Nvidia is growing at the expense of other Big Tech companies, Jim Chanos and Larry McDonald said.
Nvidia is raking in profits while its customers are racking up bills, they said.
Microsoft and Meta are among the largest buyers of Nvidia’s microchips.
Nvidia is cannibalizing the growth of other “Magnificent Seven” companies, according to two veteran investors.
The chip maker’s revenue surged 126% to almost $61 billion in the year to January 28, boosting its net income by nearly 600% to about $30 billion, it revealed this week. That included year-on-year revenue growth of 265% and net income growth of 769% in the fourth quarter.
Excited investors have boosted Nvidia’s stock price from about $400 in late October to nearly $800, adding about $1 trillion to its market capitalization in just four months. The semiconductor specialist is now more valuable than Amazon and Alphabet, and the only US companies worth more are Apple and Microsoft.
However, Nvidia’s last two earnings reports show that it made almost a fifth of its revenues, about $12 billion, from a single customer last year, while its second-biggest customer accounted for 10%, or about $3.9 billion, in the nine months through October.
Those customers are probably Microsoft and Meta given their massive investments in artificial intelligence and the metaverse.
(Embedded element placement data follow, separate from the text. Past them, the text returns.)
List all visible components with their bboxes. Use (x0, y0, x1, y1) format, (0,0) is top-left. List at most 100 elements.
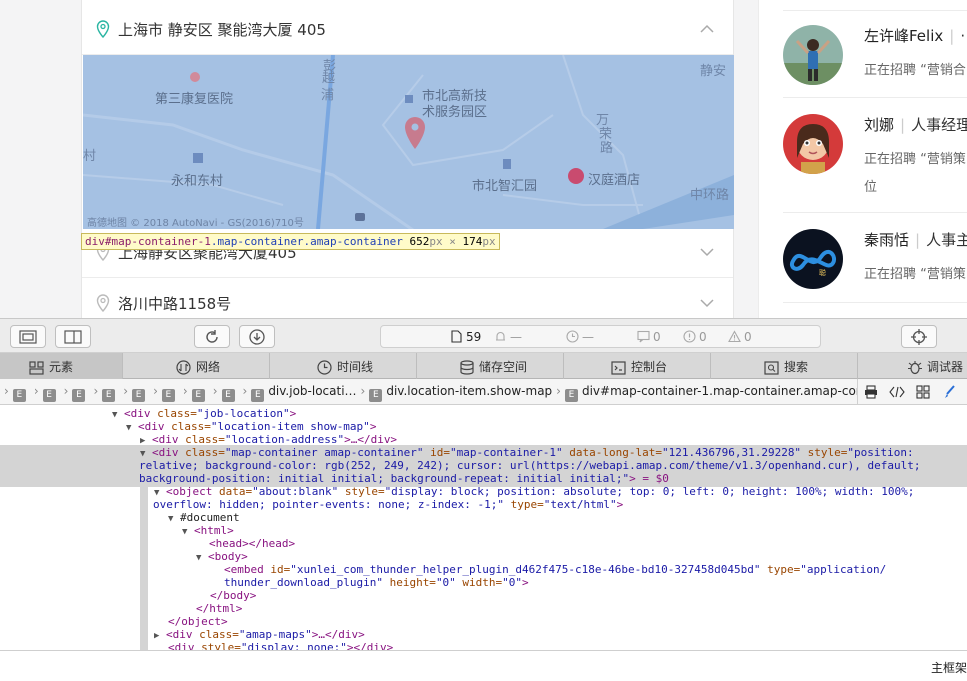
selected-node-indent-bar (140, 487, 148, 650)
devtools-tabs: 元素 网络 时间线 储存空间 控制台 搜索 调试器 (0, 353, 967, 379)
map-copyright: 高德地图 © 2018 AutoNavi - GS(2016)710号 (87, 218, 304, 229)
recruiter-desc: 正在招聘 “营销策 (864, 267, 966, 282)
download-icon (249, 328, 265, 345)
map-container[interactable]: 第三康复医院 市北高新技 术服务园区 永和东村 市北智汇园 汉庭酒店 彭 越 浦… (83, 55, 734, 229)
tab-storage[interactable]: 储存空间 (417, 353, 564, 379)
recruiter-role: · (960, 27, 966, 45)
timeline-icon (317, 360, 332, 375)
split-view-icon (64, 329, 82, 344)
location-item-1[interactable]: 上海市 静安区 聚能湾大厦 405 (82, 5, 733, 55)
undock-button[interactable] (10, 325, 46, 348)
elements-icon (29, 360, 44, 375)
inspector-tooltip: div#map-container-1.map-container.amap-c… (81, 233, 500, 250)
tab-debugger[interactable]: 调试器 (858, 353, 967, 379)
map-poi: 市北智汇园 (472, 179, 538, 194)
dock-side-button[interactable] (55, 325, 91, 348)
dom-node-line[interactable]: <div style="display: none;"></div> (168, 641, 393, 650)
recruiter-desc: 正在招聘 “营销合 (864, 63, 966, 78)
log-count-value: 0 (653, 330, 661, 344)
dom-tree: ▼ <div class="job-location"> ▼ <div class=… (0, 405, 967, 650)
tab-label: 调试器 (927, 360, 964, 374)
tab-console[interactable]: 控制台 (564, 353, 711, 379)
separator: | (949, 27, 955, 45)
tooltip-times: × (449, 235, 456, 248)
dom-node-line[interactable]: </html> (196, 602, 242, 615)
load-time-value: — (510, 330, 522, 344)
recruiter-panel: 左许峰Felix | · 正在招聘 “营销合 刘娜 | 人事经理 正在招聘 “营销策位 … (758, 0, 967, 318)
devtools-toolbar: 59 — — 0 0 0 (0, 318, 967, 353)
load-time: — (494, 330, 522, 344)
chevron-down-icon[interactable] (699, 295, 715, 311)
tab-label: 搜索 (784, 360, 809, 374)
breadcrumb-item[interactable]: div.job-locati… (268, 384, 356, 398)
tab-label: 元素 (49, 360, 74, 374)
map-roads (83, 55, 734, 229)
recruiter-role: 人事经理 (911, 116, 967, 134)
breadcrumb-ancestors[interactable]: › E › E › E › E › E › E › E › E › Ediv.job-locati… › Ediv.l… (0, 384, 899, 402)
map-road-label: 路 (600, 141, 614, 156)
breadcrumb-item-selected[interactable]: div#map-container-1.map-container.amap-c… (582, 384, 899, 398)
frame-selector[interactable]: 主框架 (931, 659, 967, 676)
chevron-up-icon[interactable] (699, 21, 715, 37)
dom-node-line-continued: thunder_download_plugin" height="0" widt… (224, 576, 529, 589)
dom-node-line[interactable]: <embed id="xunlei_com_thunder_helper_plu… (224, 563, 886, 576)
clock-icon (566, 330, 579, 343)
location-address: 洛川中路1158号 (118, 295, 232, 313)
tooltip-tag: div#map-container-1 (85, 235, 211, 248)
dom-node-line[interactable]: </object> (168, 615, 228, 628)
dom-node-line[interactable]: </body> (210, 589, 256, 602)
resource-count: 59 (451, 330, 481, 344)
tooltip-height: 174 (462, 235, 483, 248)
recruiter-name-line: 秦雨恬 | 人事主 (864, 229, 967, 250)
recruiter-name-line: 刘娜 | 人事经理 (864, 114, 967, 135)
grid-icon[interactable] (916, 385, 930, 399)
warning-count: 0 (728, 330, 752, 344)
tab-network[interactable]: 网络 (123, 353, 270, 379)
debugger-icon (908, 361, 922, 375)
resource-summary[interactable]: 59 — — 0 0 0 (380, 325, 821, 348)
console-bar[interactable]: 主框架 (0, 650, 967, 681)
map-poi: 汉庭酒店 (588, 173, 641, 188)
recruiter-role: 人事主 (926, 231, 967, 249)
map-poi: 术服务园区 (422, 105, 488, 120)
separator: | (900, 116, 906, 134)
tab-label: 控制台 (631, 360, 668, 374)
tab-label: 储存空间 (479, 360, 528, 374)
recruiter-name: 左许峰Felix (864, 27, 944, 45)
tab-label: 网络 (196, 360, 221, 374)
map-poi: 永和东村 (171, 174, 224, 189)
dom-breadcrumb: › E › E › E › E › E › E › E › E › Ediv.job-locati… › Ediv.l… (0, 379, 967, 405)
dom-node-line[interactable]: <head></head> (209, 537, 295, 550)
tab-elements[interactable]: 元素 (0, 353, 123, 379)
avatar[interactable] (783, 114, 843, 174)
separator: | (915, 231, 921, 249)
reload-button[interactable] (194, 325, 230, 348)
recruiter-name: 秦雨恬 (864, 231, 910, 249)
avatar[interactable] (783, 25, 843, 85)
log-count: 0 (637, 330, 661, 344)
tooltip-unit: px (482, 235, 496, 248)
duration-value: — (582, 330, 594, 344)
message-icon (637, 330, 650, 343)
map-road-label: 浦 (321, 88, 335, 103)
print-icon[interactable] (864, 385, 878, 399)
avatar[interactable]: 聪 (783, 229, 843, 289)
breadcrumb-item[interactable]: div.location-item.show-map (386, 384, 552, 398)
tooltip-unit: px (429, 235, 443, 248)
divider (783, 302, 967, 303)
element-picker-button[interactable] (901, 325, 937, 348)
recruiter-name-line: 左许峰Felix | · (864, 25, 965, 46)
storage-icon (460, 360, 474, 375)
crosshair-icon (911, 328, 927, 345)
breadcrumb-tools (857, 379, 967, 404)
tab-timeline[interactable]: 时间线 (270, 353, 417, 379)
paint-brush-icon[interactable] (942, 385, 956, 399)
tab-search[interactable]: 搜索 (711, 353, 858, 379)
chevron-down-icon[interactable] (699, 244, 715, 260)
job-location-card: 上海市 静安区 聚能湾大厦 405 第三康复医院 市北高新技 术服务园区 永和东… (81, 0, 734, 329)
location-pin-icon (96, 20, 110, 38)
recruiter-name: 刘娜 (864, 116, 895, 134)
source-code-icon[interactable] (889, 385, 905, 399)
download-button[interactable] (239, 325, 275, 348)
reload-icon (206, 329, 218, 343)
Thus, it appears that Nvidia’s astronomical growth is coming at the literal expense of its Big Tech rivals.
“Just a friendly reminder that most of Mag 7 darling $NVDA’s OCF is actually capex from other Mag 7 darlings,” Jim Chanos said in a X post on Thursday, referring to operating cash flow and capital expenditure.
The spending bonanza represents “immediate revenue/profit for $NVDA, but capitalized costs for their Big Tech customers,” Chanos continued. “Who just extended the depreciable lives of their data center equipment (like $NVDA chips).”
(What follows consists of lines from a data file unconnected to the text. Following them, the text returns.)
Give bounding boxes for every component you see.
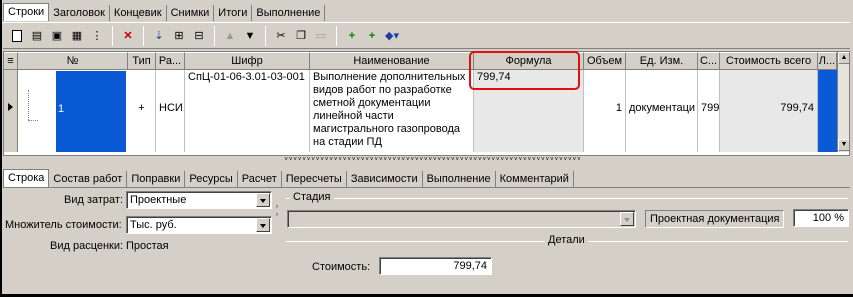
arrow-down-icon[interactable]: ▼ — [240, 26, 260, 46]
tab-totals[interactable]: Итоги — [214, 5, 253, 21]
grid-corner[interactable]: ≡ — [4, 52, 18, 70]
stage-select[interactable] — [287, 210, 636, 228]
toolbar-separator — [214, 25, 215, 46]
toolbar: ▤ ▣ ▦ ⋮ ✕ ⇣ ⊞ ⊟ ▲ ▼ ✂ ❐ ▭ + + ◆▾ — [3, 22, 850, 49]
toolbar-separator — [143, 25, 144, 46]
tab-corrections[interactable]: Поправки — [127, 171, 186, 187]
chevron-down-icon[interactable] — [256, 218, 270, 232]
stage-doc-field[interactable]: Проектная документация — [645, 210, 784, 228]
col-header-section[interactable]: Ра... — [156, 52, 185, 70]
splitter-grip: › — [276, 212, 278, 218]
tree-lines — [25, 70, 55, 152]
splitter-grip: › — [276, 204, 278, 210]
scroll-down-icon[interactable]: ▼ — [838, 139, 849, 151]
formula-highlight-box — [469, 51, 580, 90]
chevron-down-icon[interactable] — [620, 212, 634, 226]
tab-dependencies[interactable]: Зависимости — [347, 171, 423, 187]
toolbar-separator — [112, 25, 113, 46]
col-header-extra[interactable]: Л... — [818, 52, 837, 70]
window-left-edge — [0, 0, 2, 297]
tab-snapshots[interactable]: Снимки — [167, 5, 215, 21]
paste-rows-icon[interactable]: ⊟ — [189, 26, 209, 46]
cell-name[interactable]: Выполнение дополнительных видов работ по… — [310, 70, 474, 152]
cut-icon[interactable]: ✂ — [271, 26, 291, 46]
cell-total[interactable]: 799,74 — [720, 70, 818, 152]
toolbar-separator — [336, 25, 337, 46]
arrow-up-icon[interactable]: ▲ — [220, 26, 240, 46]
add-plus-icon[interactable]: + — [342, 26, 362, 46]
col-header-type[interactable]: Тип — [128, 52, 156, 70]
splitter-grip: ˅˅˅˅˅˅˅˅˅˅˅˅˅˅˅˅˅˅˅˅˅˅˅˅˅˅˅˅˅˅˅˅˅˅˅˅˅˅˅˅… — [284, 157, 582, 163]
print-icon[interactable]: ▦ — [67, 26, 87, 46]
col-header-total[interactable]: Стоимость всего — [720, 52, 818, 70]
col-header-no[interactable]: № — [18, 52, 128, 70]
col-header-unit[interactable]: Ед. Изм. — [626, 52, 698, 70]
cell-volume[interactable]: 1 — [584, 70, 626, 152]
col-header-volume[interactable]: Объем — [584, 52, 626, 70]
grid-vertical-scrollbar[interactable]: ▲ ▼ — [837, 52, 849, 152]
add-sub-icon[interactable]: + — [362, 26, 382, 46]
tab-footer[interactable]: Концевик — [110, 5, 167, 21]
cell-unit[interactable]: документаци — [626, 70, 698, 152]
scroll-up-icon[interactable]: ▲ — [838, 52, 849, 64]
cost-type-select[interactable]: Проектные — [126, 191, 272, 209]
paste-icon[interactable]: ▭ — [311, 26, 331, 46]
splitter-bar[interactable]: ˅˅˅˅˅˅˅˅˅˅˅˅˅˅˅˅˅˅˅˅˅˅˅˅˅˅˅˅˅˅˅˅˅˅˅˅˅˅˅˅… — [3, 156, 850, 164]
details-group-title: Детали — [545, 234, 588, 246]
copy-icon[interactable]: ❐ — [291, 26, 311, 46]
stage-group-line — [286, 198, 848, 199]
tab-rows[interactable]: Строки — [3, 3, 50, 21]
tab-row[interactable]: Строка — [3, 169, 50, 187]
cell-section[interactable]: НСИ — [156, 70, 185, 152]
tab-header[interactable]: Заголовок — [49, 5, 110, 21]
row-indicator[interactable] — [4, 70, 18, 152]
fill-dropdown-icon[interactable]: ◆▾ — [382, 26, 402, 46]
copy-rows-icon[interactable]: ⊞ — [169, 26, 189, 46]
cell-type[interactable]: + — [128, 70, 156, 152]
tab-execution[interactable]: Выполнение — [252, 5, 326, 21]
new-doc-icon[interactable] — [7, 26, 27, 46]
top-tab-bar: Строки Заголовок Концевик Снимки Итоги В… — [3, 3, 326, 21]
multiplier-value: Тыс. руб. — [130, 219, 177, 231]
col-header-cost[interactable]: С... — [698, 52, 720, 70]
col-header-name[interactable]: Наименование — [310, 52, 474, 70]
tab-calculation[interactable]: Расчет — [238, 171, 282, 187]
col-header-code[interactable]: Шифр — [185, 52, 310, 70]
window: Строки Заголовок Концевик Снимки Итоги В… — [0, 0, 853, 297]
tab-execution-details[interactable]: Выполнение — [423, 171, 496, 187]
cost-type-value: Проектные — [130, 194, 187, 206]
details-tab-bar: Строка Состав работ Поправки Ресурсы Рас… — [3, 169, 574, 187]
cell-extra[interactable] — [818, 70, 837, 152]
tab-comment[interactable]: Комментарий — [496, 171, 574, 187]
tab-resources[interactable]: Ресурсы — [185, 171, 238, 187]
tab-panel-border — [3, 187, 850, 188]
chevron-down-icon[interactable] — [256, 193, 270, 207]
cost-label: Стоимость: — [312, 261, 371, 273]
stage-percent-field[interactable]: 100 % — [793, 209, 849, 227]
pricing-type-label: Вид расценки: — [50, 240, 124, 252]
delete-icon[interactable]: ✕ — [118, 26, 138, 46]
tree-icon[interactable]: ⋮ — [87, 26, 107, 46]
tab-recalculations[interactable]: Пересчеты — [282, 171, 347, 187]
multiplier-label: Множитель стоимости: — [5, 219, 122, 231]
import-icon[interactable]: ⇣ — [149, 26, 169, 46]
toolbar-separator — [265, 25, 266, 46]
stage-group-title: Стадия — [290, 191, 334, 203]
pricing-type-value: Простая — [126, 240, 169, 252]
book-icon[interactable]: ▤ — [27, 26, 47, 46]
multiplier-select[interactable]: Тыс. руб. — [126, 216, 272, 234]
cell-no[interactable]: 1 — [56, 71, 126, 152]
cell-cost[interactable]: 799 — [698, 70, 720, 152]
cell-code[interactable]: СпЦ-01-06-3.01-03-001 — [185, 70, 310, 152]
tab-work-composition[interactable]: Состав работ — [49, 171, 128, 187]
cost-type-label: Вид затрат: — [64, 194, 124, 206]
vertical-splitter[interactable]: › › — [275, 190, 283, 290]
rows-grid[interactable]: ≡ № Тип Ра... Шифр Наименование Формула … — [3, 51, 850, 156]
save-icon[interactable]: ▣ — [47, 26, 67, 46]
cost-field[interactable]: 799,74 — [379, 257, 492, 275]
The famed short-seller — who helped to take down Enron, Tyco, and WorldCom — was underscoring that Nvidia is raking in cash that it can use to run and expand its business, make acquisitions, or fund returns to shareholders. Meanwhile, its Big Tech customers are spending a fortune on chips that will steadily lose value over time.
‘Cannibalism’
Larry McDonald, a former trader and the founder of “The Bear Traps Report,” echoed Chanos’ point in his own X post.
“Mag 7 Cannibalism, rolls on … until the music stops, tick toc,” he said.
Of course, Nvidia’s customers are scrambling to buy its chips because they need them to power products and services that they expect to generate huge profits in time.
But it’s possible the likes of Microsoft and Meta won’t want as many chips in the future, or will decide they’re spending too much and cut back. They could also build their own chips, or buy cheaper ones from another supplier, stalling Nvidia’s gravy train.
Chanos said in another X post that he holds “no position” in Nvidia. His firm, which he shut down last year, had bearish put options on nearly two dozen companies including Nvidia and Tesla at the end of September.